What is it about?
This is the fourth workshop dedicated to GraphNeT – A deep learning library for neutrino telescopes. The goal is to bring together researchers working at the intersection of neutrino telescope experiments and machine learning to meet likeminded researchers, discuss the latest progress, and develop new solutions to physics challenges by applying deep learning where it matters, using GraphNeT.
This May, we're celebrating the launch of GraphNeT 2.0 which extends functionality beyond graph neural networks into other deep learning paradigms like normalizing flows, transformers, autoencoders and several of the winning solutions from the IceCube Kaggle Competition.
The workshop, and particularly the two half-day hackathons, are focussed on putting the GraphNeT framework into use for physics — in IceCube, P-ONE, KM3NeT and other experiments. In this way, we hope to foster collaboration on common tools in order to advance physics research faster than individual experiments can on their own.
During the workshop, participants will be presented an opportunity to get involved in a joint publication that aims to provide the first-ever apples-to-apples comparison of deep learning techniques from different neutrino telescopes on a series of open-source datasets specfically prepared for this workshop by the team behind open-source simulation tool Prometheus.
Who is it for?
The GraphNeT user community can be broken into two broad categories:
- a) Users with a high level of deep learning expertise that translate new, novel techniques from deep learning research into solutions within the context of neutrino telescopes.

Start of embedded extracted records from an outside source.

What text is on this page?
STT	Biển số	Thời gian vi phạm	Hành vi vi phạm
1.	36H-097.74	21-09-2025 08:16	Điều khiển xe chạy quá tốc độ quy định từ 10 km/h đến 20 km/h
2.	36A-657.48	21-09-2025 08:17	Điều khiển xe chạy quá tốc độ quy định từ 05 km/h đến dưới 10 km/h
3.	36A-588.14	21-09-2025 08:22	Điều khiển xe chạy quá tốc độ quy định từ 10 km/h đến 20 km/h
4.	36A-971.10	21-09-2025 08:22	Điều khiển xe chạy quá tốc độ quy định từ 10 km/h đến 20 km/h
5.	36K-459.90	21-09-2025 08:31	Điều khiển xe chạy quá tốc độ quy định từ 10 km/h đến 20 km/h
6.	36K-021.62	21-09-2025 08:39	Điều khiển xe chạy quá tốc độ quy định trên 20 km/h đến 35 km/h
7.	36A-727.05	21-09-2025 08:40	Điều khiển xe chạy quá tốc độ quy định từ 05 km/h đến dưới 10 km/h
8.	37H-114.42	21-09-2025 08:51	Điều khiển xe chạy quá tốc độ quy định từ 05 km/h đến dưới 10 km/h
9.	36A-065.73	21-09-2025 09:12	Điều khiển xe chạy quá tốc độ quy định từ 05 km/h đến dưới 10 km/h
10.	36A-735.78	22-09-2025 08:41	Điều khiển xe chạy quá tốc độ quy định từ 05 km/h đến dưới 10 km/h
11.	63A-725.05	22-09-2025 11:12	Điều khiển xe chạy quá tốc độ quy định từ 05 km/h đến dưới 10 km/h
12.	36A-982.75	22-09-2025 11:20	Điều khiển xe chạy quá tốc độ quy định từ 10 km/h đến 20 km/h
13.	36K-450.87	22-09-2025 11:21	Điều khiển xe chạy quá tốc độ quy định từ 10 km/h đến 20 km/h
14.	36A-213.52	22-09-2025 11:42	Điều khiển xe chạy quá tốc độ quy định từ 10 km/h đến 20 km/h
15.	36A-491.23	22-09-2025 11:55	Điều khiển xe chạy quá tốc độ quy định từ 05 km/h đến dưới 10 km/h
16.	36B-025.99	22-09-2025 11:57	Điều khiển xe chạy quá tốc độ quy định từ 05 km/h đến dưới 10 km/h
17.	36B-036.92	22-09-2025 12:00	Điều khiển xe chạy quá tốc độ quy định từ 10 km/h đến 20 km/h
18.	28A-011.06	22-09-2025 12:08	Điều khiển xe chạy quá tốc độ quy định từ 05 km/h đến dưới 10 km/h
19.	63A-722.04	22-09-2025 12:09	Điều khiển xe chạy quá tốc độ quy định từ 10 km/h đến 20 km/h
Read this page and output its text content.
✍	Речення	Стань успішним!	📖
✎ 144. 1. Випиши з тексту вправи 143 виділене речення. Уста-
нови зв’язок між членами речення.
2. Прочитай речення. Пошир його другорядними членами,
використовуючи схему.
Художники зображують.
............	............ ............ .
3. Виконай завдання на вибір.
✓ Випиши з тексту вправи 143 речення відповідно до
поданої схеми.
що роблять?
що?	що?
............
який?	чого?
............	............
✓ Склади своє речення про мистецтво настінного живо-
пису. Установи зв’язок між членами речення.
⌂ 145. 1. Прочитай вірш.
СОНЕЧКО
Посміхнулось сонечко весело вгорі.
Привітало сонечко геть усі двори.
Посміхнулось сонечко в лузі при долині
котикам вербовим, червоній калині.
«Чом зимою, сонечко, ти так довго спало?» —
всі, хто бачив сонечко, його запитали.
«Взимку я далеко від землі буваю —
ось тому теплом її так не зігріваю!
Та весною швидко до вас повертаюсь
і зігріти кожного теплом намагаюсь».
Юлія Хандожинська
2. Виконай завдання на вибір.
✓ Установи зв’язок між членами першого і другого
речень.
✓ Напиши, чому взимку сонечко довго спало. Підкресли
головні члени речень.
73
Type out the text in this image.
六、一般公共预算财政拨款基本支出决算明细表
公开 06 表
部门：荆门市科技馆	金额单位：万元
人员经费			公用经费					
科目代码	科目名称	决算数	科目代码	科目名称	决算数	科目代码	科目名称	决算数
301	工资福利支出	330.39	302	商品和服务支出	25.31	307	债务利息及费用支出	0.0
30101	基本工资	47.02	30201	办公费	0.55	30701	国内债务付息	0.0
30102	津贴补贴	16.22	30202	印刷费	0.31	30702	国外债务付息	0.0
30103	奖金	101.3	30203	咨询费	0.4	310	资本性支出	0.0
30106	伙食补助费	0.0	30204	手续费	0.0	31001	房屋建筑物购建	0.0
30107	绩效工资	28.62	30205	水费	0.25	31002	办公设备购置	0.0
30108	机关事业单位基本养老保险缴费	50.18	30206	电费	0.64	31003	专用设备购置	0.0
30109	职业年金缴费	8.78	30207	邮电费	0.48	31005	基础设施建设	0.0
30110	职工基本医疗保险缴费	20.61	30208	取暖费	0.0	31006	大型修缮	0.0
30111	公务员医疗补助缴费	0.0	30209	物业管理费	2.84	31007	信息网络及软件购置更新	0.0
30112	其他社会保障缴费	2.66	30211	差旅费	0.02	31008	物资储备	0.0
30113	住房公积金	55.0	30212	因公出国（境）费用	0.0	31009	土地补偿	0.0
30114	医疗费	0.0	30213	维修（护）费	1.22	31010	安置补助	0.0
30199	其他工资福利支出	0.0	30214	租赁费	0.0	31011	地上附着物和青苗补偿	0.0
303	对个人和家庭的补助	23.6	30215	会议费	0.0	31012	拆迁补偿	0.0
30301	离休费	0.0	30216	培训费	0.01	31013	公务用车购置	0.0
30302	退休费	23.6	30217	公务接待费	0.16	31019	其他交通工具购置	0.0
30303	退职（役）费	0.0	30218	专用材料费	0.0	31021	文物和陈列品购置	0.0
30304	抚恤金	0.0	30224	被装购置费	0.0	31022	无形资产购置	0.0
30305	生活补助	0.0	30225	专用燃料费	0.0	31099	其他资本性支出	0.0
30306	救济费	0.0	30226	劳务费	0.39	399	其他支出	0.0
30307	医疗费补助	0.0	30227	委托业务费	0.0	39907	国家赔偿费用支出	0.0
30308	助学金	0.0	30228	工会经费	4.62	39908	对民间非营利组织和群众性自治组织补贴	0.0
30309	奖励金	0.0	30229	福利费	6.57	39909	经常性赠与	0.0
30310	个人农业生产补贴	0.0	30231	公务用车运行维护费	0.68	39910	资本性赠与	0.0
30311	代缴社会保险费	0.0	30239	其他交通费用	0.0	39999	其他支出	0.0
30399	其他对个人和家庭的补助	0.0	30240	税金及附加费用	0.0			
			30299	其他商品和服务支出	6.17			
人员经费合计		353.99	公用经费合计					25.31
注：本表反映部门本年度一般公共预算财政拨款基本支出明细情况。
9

- b) Neutrino physicists that are domain experts and require sharper methods to carry out their physics analyses.
Physics analyses often require expert knowledge in both of these categories, but very few people are experts in both. Therefore, a key goal of GraphNeT is to provide a common framework for both types of users and to foster partnerships across these two disciplines and across experiments. The end-goal is to open doors that are currently closed; to turn evidence into discoveries and help find evidence where there currently is none.
While the workshop's presentations can feature most work at the intersection of ML and neutrino telescopes, e.g. new technical developments or physics challenges, hackathon participants ought to have an interest in trying out the GraphNeT code — either because they’re open to using it as their main framework, or because they want to see how other people are working with deep learning.
Where is it held?
The workshop will be held in Munich, the capitol of the German state of Bavaria. Specifically, the workshop activities will take place at the TUM Campus in Garching, slightly north of Munich, at the TUM Institute for Advanced Study (IAS).
There may be some limitations to the workshop's capacity, in which case preference will be given to attendees who fit well in to either of the above categories of GraphNeT users.